Он стаёт на запяточки ко глухой да ко повозочке,
Во глухой-то во повозочке удалой доброй молодец
Алексей Петрович-свет…
Без креста он сидит да без пояса,
Голова платком завязана…
Привезли повозочку на поле на Куликовое,
На степь да на Поташкину, ко плахе белодубовой.
Посылает Алексей Петрович челобитную
Ко родимому дядюшке ко Миките Романовичу.
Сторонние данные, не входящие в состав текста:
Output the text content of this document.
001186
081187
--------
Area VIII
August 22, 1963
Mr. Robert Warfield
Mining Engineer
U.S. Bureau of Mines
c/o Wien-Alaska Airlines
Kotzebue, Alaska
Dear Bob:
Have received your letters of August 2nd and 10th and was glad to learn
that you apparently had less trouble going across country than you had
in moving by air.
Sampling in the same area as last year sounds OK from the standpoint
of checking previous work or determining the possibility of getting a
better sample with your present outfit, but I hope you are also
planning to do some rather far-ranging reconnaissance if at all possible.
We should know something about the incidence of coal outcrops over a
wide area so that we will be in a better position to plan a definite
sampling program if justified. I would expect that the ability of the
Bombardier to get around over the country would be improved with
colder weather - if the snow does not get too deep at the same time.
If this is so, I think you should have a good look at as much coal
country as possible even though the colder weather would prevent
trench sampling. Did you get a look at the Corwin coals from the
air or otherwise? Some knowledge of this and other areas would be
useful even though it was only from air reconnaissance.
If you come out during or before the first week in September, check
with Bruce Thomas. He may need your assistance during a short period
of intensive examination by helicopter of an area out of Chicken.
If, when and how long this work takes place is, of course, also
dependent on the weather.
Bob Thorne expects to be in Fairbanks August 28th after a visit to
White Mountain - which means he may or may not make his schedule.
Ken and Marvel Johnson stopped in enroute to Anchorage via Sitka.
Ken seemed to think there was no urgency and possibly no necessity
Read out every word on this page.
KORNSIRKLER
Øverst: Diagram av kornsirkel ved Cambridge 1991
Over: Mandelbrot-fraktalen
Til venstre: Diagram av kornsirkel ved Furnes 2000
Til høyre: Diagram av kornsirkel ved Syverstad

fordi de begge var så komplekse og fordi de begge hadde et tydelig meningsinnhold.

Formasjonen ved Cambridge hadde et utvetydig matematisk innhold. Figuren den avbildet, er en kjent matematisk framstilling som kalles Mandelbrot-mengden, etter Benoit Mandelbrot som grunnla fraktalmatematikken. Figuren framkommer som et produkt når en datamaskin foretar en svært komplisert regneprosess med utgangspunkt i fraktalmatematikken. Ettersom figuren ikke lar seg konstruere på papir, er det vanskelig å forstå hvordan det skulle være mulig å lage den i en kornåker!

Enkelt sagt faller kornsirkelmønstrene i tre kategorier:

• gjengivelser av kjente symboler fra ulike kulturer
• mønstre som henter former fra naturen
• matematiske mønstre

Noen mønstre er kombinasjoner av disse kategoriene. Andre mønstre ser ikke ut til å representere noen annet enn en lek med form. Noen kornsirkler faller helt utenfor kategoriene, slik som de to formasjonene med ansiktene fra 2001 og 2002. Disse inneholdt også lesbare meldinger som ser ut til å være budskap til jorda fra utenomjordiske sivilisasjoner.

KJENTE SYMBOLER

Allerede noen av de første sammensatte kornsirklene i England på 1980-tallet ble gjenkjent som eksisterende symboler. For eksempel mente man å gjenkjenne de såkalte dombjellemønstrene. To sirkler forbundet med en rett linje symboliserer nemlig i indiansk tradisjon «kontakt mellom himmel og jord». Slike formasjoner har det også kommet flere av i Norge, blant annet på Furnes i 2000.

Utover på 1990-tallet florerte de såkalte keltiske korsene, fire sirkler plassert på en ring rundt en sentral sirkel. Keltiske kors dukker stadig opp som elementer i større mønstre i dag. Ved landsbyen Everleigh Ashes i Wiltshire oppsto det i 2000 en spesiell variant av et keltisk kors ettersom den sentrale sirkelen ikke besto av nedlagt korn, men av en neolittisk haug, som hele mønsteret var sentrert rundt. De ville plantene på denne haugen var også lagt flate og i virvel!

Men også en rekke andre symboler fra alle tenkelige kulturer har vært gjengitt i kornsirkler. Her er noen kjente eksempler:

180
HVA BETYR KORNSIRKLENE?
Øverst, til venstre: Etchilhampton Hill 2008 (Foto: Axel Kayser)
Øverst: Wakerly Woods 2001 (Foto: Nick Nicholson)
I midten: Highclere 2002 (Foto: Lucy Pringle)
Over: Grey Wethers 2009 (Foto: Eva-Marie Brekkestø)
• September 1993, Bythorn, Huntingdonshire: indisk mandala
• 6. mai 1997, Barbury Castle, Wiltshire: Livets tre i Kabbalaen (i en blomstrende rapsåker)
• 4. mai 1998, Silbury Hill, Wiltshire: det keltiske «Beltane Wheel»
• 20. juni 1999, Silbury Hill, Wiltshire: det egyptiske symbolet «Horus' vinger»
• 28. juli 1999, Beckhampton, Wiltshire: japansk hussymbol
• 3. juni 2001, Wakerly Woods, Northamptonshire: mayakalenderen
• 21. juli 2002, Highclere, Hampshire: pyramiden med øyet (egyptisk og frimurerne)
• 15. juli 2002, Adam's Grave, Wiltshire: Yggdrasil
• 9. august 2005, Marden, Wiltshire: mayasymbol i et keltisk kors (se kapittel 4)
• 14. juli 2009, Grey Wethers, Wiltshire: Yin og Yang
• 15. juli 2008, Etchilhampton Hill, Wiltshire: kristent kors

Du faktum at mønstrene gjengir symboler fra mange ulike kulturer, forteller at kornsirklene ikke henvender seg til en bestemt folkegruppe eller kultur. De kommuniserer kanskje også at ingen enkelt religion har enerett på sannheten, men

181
Его дома не случилося, в терему не находилося,
Он ушел да во мыльну во парушу
Да помыться, да попариться.
Приходят челобитьице ко родимому ко дядюшку
Во мыльну теплу банюшку.
Он не помылся, да не попарился,
Он кладет да на шелков веничек
На дубовую на лавочку,
Кладет да костромское мыльцо
На косящето окошечко,
Он берет да золоты ключи,
Он идет да во конюшну белокаменну,
Он имает да коня доброго,
Он седлает да седло черкасское,
И поскакал он ко плахе белодубовой,
Ко любезному племянничку к Алексею да Петровичу,
Воротил он своего племянничка
От казнения от вешанья.
Приезжает он во свои палаты белокаменны,
Завел он пир-гуляньице навесело.
А у его-то родимого батюшки,
У Петра-то да у Первого,
В дому-то печаль да кручинушка,
Призавешаны окошечки черным бархатом.
Он зовет к себе да требует
Любезного зятюшку да Микиту Романовича:
«Что, любезный зятюшко, пьешь на радости, навеселе,
А у меня-то тоска да кручинушка:
Нету сына милого Алексея да Петровича».
Отвечает Никита Романович: «Пью я навеселе, на радости, У меня-то в гостях родимый племянничек
Алексей да Петрович…». Царь-государь весьма этому обрадовался,
Приказал он свои створчаты окошечки Открыть для света для белого Да призавесить алым бархатом.
Жалобы царицы, заточенной в монастырь
Ахти во Москве у нас, братцы, нездорово!
Заунывно во царь-колокол благовестили:
Видно, царь на царицу прогневилса
И хочет сослать ее в ссылку,
Во славной Суздаль-городочек.
Во пречестной монастырь во Петровской.
Тут заплакала благоверная царица,
Во слезах говорит такое слово:
«Ох вы гой естя мое белокаменны палаты!
Уж мне в вас, палатушки, не бывати,
От свова царя ласкова слова не слыхати!»
Собирал-та царь возочек,
Высылал царицу в городочек.
Тут возговорит благоверная царица:
«Ох вы гой естя извозчички моё молодые!
Вы потише поезжайте, не свищите
Авось ли царь да на меня не умилитса,
Не велит ли мне назад воротиться».
Подъезжают они к Петровским воротям.